Our team of five in N2N6E5 works on all topics relating the Navy’s meteorological and oceanographic interests to the executive and legislative branches of the federal government. Any policy topic related to the environment, weather, climate, ocean acoustics, marine transportation, etcetera, at any phase of development, we have a vested interest in monitoring.  It is a three-dimensional mission, with responsibilities ranging from dozens of interagency working groups, to Department of Defense strategies, to tracking congressional legislation.   Our monkeys have a finger in every pot, up and down most every shelf.

 

When I first joined the team at the start of my fellowship, I was floored and more than a little overwhelmed.  How does a team of five keep track of this?

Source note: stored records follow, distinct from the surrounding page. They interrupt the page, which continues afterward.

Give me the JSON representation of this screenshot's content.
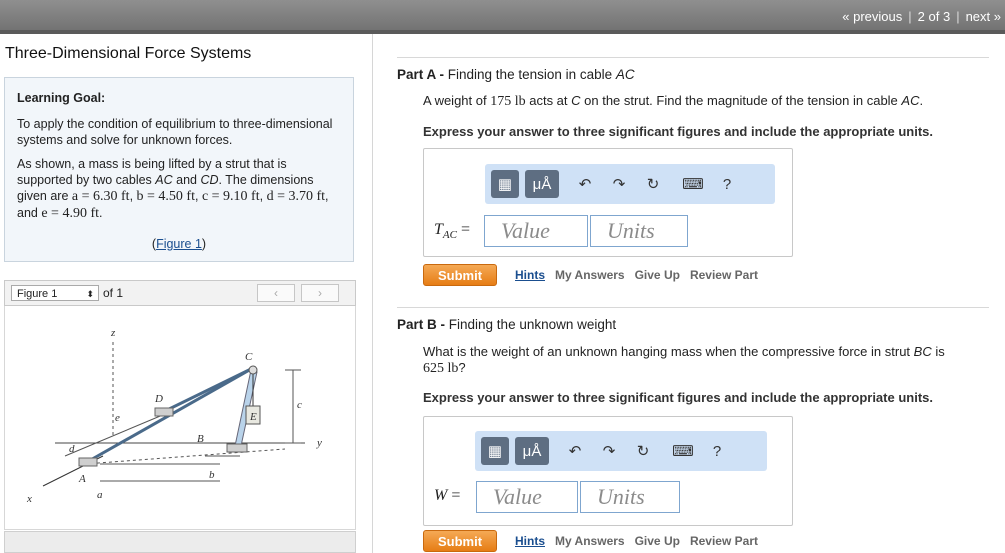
{
  "pager": {
    "previous": "« previous",
    "position": "2 of 3",
    "next": "next »"
  },
  "left": {
    "title": "Three-Dimensional Force Systems",
    "goal_heading": "Learning Goal:",
    "goal_text": "To apply the condition of equilibrium to three-dimensional systems and solve for unknown forces.",
    "desc_1": "As shown, a mass is being lifted by a strut that is supported by two cables ",
    "desc_ac": "AC",
    "desc_2": " and ",
    "desc_cd": "CD",
    "desc_3": ". The dimensions given are ",
    "dims": [
      "a = 6.30 ft",
      "b = 4.50 ft",
      "c = 9.10 ft",
      "d = 3.70 ft",
      "e = 4.90 ft"
    ],
    "and": "and",
    "figure_link": "Figure 1",
    "figure_link_prefix": "(",
    "figure_link_suffix": ")",
    "figure_select": "Figure 1",
    "figure_of": "of 1",
    "fig_labels": {
      "z": "z",
      "C": "C",
      "D": "D",
      "e": "e",
      "c": "c",
      "E": "E",
      "B": "B",
      "d": "d",
      "y": "y",
      "A": "A",
      "b": "b",
      "x": "x",
      "a": "a"
    }
  },
  "partA": {
    "label": "Part A -",
    "title": "Finding the tension in cable ",
    "title_var": "AC",
    "prompt_1": "A weight of ",
    "prompt_weight": "175 lb",
    "prompt_2": " acts at ",
    "prompt_c": "C",
    "prompt_3": " on the strut. Find the magnitude of the tension in cable ",
    "prompt_ac": "AC",
    "prompt_4": ".",
    "instruction": "Express your answer to three significant figures and include the appropriate units.",
    "eq_label": "T",
    "eq_sub": "AC",
    "eq_sign": "=",
    "value_placeholder": "Value",
    "units_placeholder": "Units",
    "submit": "Submit",
    "hints": "Hints",
    "my_answers": "My Answers",
    "give_up": "Give Up",
    "review": "Review Part"
  },
  "partB": {
    "label": "Part B -",
    "title": "Finding the unknown weight",
    "prompt_1": "What is the weight of an unknown hanging mass when the compressive force in strut ",
    "prompt_bc": "BC",
    "prompt_2": " is",
    "prompt_force": "625 lb",
    "prompt_3": "?",
    "instruction": "Express your answer to three significant figures and include the appropriate units.",
    "eq_label": "W",
    "eq_sign": "=",
    "value_placeholder": "Value",
    "units_placeholder": "Units",
    "submit": "Submit",
    "hints": "Hints",
    "my_answers": "My Answers",
    "give_up": "Give Up",
    "review": "Review Part"
  },
  "toolbar": {
    "mu_label": "μÅ",
    "help": "?"
  },
  "icons": [
    "templates-icon",
    "units-icon",
    "undo-icon",
    "redo-icon",
    "reset-icon",
    "keyboard-icon",
    "help-icon"
  ],
  "colors": {
    "accent": "#cfe1f6",
    "submit": "#e67d15",
    "link": "#1a4e8f",
    "topbar": "#7a7a7a"
  }
}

The acronyms, the memorandums, the working groups, and what each means to the naval enterprise?  Per Oncken and Wass’ advice—and following my own observations—the key to smoothly wrangling multiple responsibilities across a diverse and spread team environment like mine (let alone the whole Navy) is simple: it comes down to initiative and communication.

 

About halfway into my fellowship, I had a weekly conference call with the other members of our branch and one of our supervisors.  During our round-table discussion, it was my turn to give updates on the interagency ocean science funding initiative I had been tracking for several weeks.   I had done my homework, and I pulled the key background and action points for my supervisor to process.  There were a few areas of action our office could take, so I asked him point-blank, “What do you recommend we do?”  The phone line was quiet for a few minutes (whilst I sweated bullets), then he provided me with his suggestion.  Ten minutes after the call, my branch head stopped by my desk. “Don’t sweat it, but next time give him options. He has a million tasks and topics on the brain; give him options to choose from.”

 

In other words, though I had spent hours of work ahead of this ten-minute phone conversation, picking my words carefully and pulling the bottom line of the issue upfront, for a manager coming in cold with a truckload of other monkeys on his back, my info-drop followed by a “What’s next, boss?” was neither efficient nor effective without the right level of initiative.  My go-to level of initiative at the time—as a relatively new hire easing into the confidence of beginning to understand my job—fell into what Oncken and Wass would describe as a Level 2 Initiative: Ask what to do.  This is an improvement from Level 1 (Wait until you’re told what to do) but a far cry from the confidence and action required for the 700,000+ person enterprise of the Navy to get what it needs done.  Definitely not enough to successfully navigate my own 3D position with the International and Interagency Policy Branch.  The good stuff is at Level 3 or higher—3. Recommend an action and implement it with approval; 4. Take independent action but let someone know as soon as possible; 5. Take independent action and update regularly.  

 

What I’ve come to understand while working in my office’s wide range and depth of policy issues, within the highly dynamic team setting inherent to the Navy, is that the value of communication and initiative cannot be overstated.  In order to contain the monkeys successfully as a team (and it cannot be done successfully without a team), individuals need to have the confidence and the initiative to go out of their way to identify and keep track of their own responsibilities. For this to work, they must be in constant communication and understanding with both their peers and supervisors.  Initiative without communication (running off blindly down a path of action without letting the team know what you’re doing) isn’t effective nor is constant communication without the initiative to go after tasks without being told.  Any effective team, whether it’s in a government enterprise like the Navy or in the corporate world that inspired Oncken and Wass, needs both.